Ramdhan di Ayn Jalut (2)
suluhtrending.com | - Di tengah suasana genting itu, Qutuz yang baru saja diangkat sebagai raja muda (viceroy) mengambil tindakan-tindakan tegas untuk menghadapi kemungkinan serangan dari Mongol. Ia menganggap Mesir hanya bisa menghadapi ancaman Mongol melalui kepemimpinan yang kuat. Maka ia menurunkan Sultan Mesir yang ketika itu masih berada di bawah umur dan mengangkat dirinya sendiri sebagai Sultan yang baru. Ia menyatakan bahwa kesultanannya hanya bersifat sementara, hingga Mongol berhasil dikalahkan. Sementara pasukan Mongol menaklukkan wilayah Suriah, Sultan Qutuz melakukan konsolidasi di Mesir dan membangun hubungan dengan penguasa Suriah.
Mongol memang menjadikan Mesir sebagai sasaran berikutnya, setelah Suriah. Mesir merupakan wilayah yang sangat strategis dan pintu menuju benua Afrika dan juga Eropa. Hulagu mengirim beberapa orang utusan kepada Mesir dengan membawa sebuah surat berisi ancaman agar Mesir menyerah. “… Kami tidak mengenal kasih sayang terhadap mereka yang menangis, tidak juga rasa simpati pada mereka yang mengeluh. Kamu mendengar bahwa kami telah menaklukkan negeri-negeri, membersihkan bumi dari kejahatan, dan membunuh kebanyakan manusia,” demikian antara lain bunyi surat yang dikirim oleh Hulagu. “Berhati-hatilah karenanya, dan jawablah dengan segera, sebelum perang berkecamuk dan sebelum ia menghanguskanmu … kami tidak mencari-cari orang (sasaran) lain selain kamu ….”
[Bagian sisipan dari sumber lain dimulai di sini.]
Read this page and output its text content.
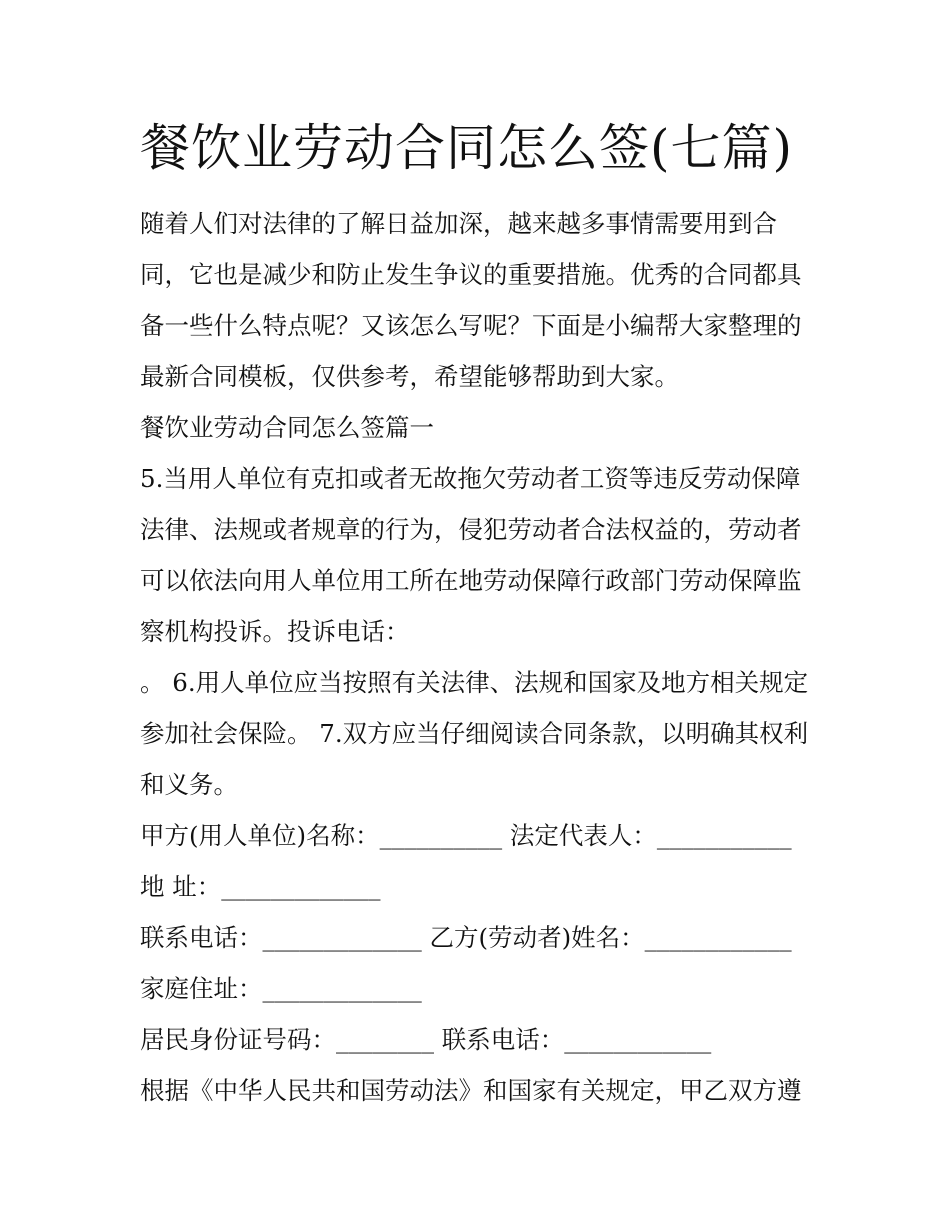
餐饮业劳动合同怎么签(七篇)

随着人们对法律的了解日益加深，越来越多事情需要用到合同，它也是减少和防止发生争议的重要措施。优秀的合同都具备一些什么特点呢？又该怎么写呢？下面是小编帮大家整理的最新合同模板，仅供参考，希望能够帮助到大家。

餐饮业劳动合同怎么签篇一

5.当用人单位有克扣或者无故拖欠劳动者工资等违反劳动保障法律、法规或者规章的行为，侵犯劳动者合法权益的，劳动者可以依法向用人单位用工所在地劳动保障行政部门劳动保障监察机构投诉。投诉电话：

。 6.用人单位应当按照有关法律、法规和国家及地方相关规定参加社会保险。 7.双方应当仔细阅读合同条款，以明确其权利和义务。

甲方(用人单位)名称：__________ 法定代表人：___________

地 址：_____________

联系电话：_____________ 乙方(劳动者)姓名：____________

家庭住址：_____________

居民身份证号码：________ 联系电话：____________

根据《中华人民共和国劳动法》和国家有关规定，甲乙双方遵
Qutuz merespons surat itu dengan menangkap para utusan Mongol, menghukum mati mereka, dan menggantung kepala-kepala mereka di Gerbang Zawila. Dengan demikian genderang perang sudah ditabuhkan dan kedua belah pihak bersiap-siap untuk saling berhadapan. Sultan Qutuz tidak ingin menunggu Mongol di negerinya. Ia menyerukan jihad dan menghimpun kepala-kepala tentara untuk bergabung dengannya dalam menghadapi Mongol. Ia dan pasukannya kemudian berangkat keluar dari Kairo menuju Salihiyya pada tanggal 5 Sha’ban 658 H (Agustus 1260M). Ia memimpin sendiri pasukannya dan mengirimkan pasukan pendahulu yang dipimpin Rukn al-Din Baybars untuk mengamat-amati pergerakan musuh.
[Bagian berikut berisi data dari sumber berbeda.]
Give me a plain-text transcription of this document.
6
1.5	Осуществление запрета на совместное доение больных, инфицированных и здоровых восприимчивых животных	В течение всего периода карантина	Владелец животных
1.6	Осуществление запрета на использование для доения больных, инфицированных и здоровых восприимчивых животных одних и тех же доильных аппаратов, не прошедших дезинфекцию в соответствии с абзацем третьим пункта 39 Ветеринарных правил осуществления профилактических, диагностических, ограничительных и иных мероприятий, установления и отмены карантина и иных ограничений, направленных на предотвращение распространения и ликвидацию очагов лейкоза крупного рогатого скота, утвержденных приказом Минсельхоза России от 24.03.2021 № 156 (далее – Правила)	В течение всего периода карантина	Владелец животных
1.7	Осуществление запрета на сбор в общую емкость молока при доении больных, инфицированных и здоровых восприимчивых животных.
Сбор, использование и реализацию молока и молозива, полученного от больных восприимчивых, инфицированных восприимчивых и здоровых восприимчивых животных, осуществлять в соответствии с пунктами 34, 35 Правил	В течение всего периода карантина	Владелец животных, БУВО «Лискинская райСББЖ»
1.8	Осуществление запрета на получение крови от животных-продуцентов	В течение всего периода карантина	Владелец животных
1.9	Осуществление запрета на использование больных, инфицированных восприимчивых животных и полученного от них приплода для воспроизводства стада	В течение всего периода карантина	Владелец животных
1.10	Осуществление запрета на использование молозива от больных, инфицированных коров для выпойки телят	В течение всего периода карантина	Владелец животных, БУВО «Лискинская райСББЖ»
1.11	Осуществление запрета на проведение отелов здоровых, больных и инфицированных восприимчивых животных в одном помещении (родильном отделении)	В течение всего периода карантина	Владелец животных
Sementara itu, Hulagu bersama sebagian pasukannya memutuskan untuk kembali ke pusat kerajaan Mongol, setelah mendengar Great Khan baru saja meninggal dunia. Ia menyerahkan proses penaklukkan Mesir pada orang kepercayaannya, Kitbuqa, yang menganut Kristen Nestorian. Perginya Hulagu dan berkurangnya jumlah tentara Mongol menjadi keuntungan tersendiri bagi pasukan Mesir. Namun ancaman dari pasukan Mongol di bawah kepemimpinan Kitbuqa tetap tidak bisa dipandang remeh.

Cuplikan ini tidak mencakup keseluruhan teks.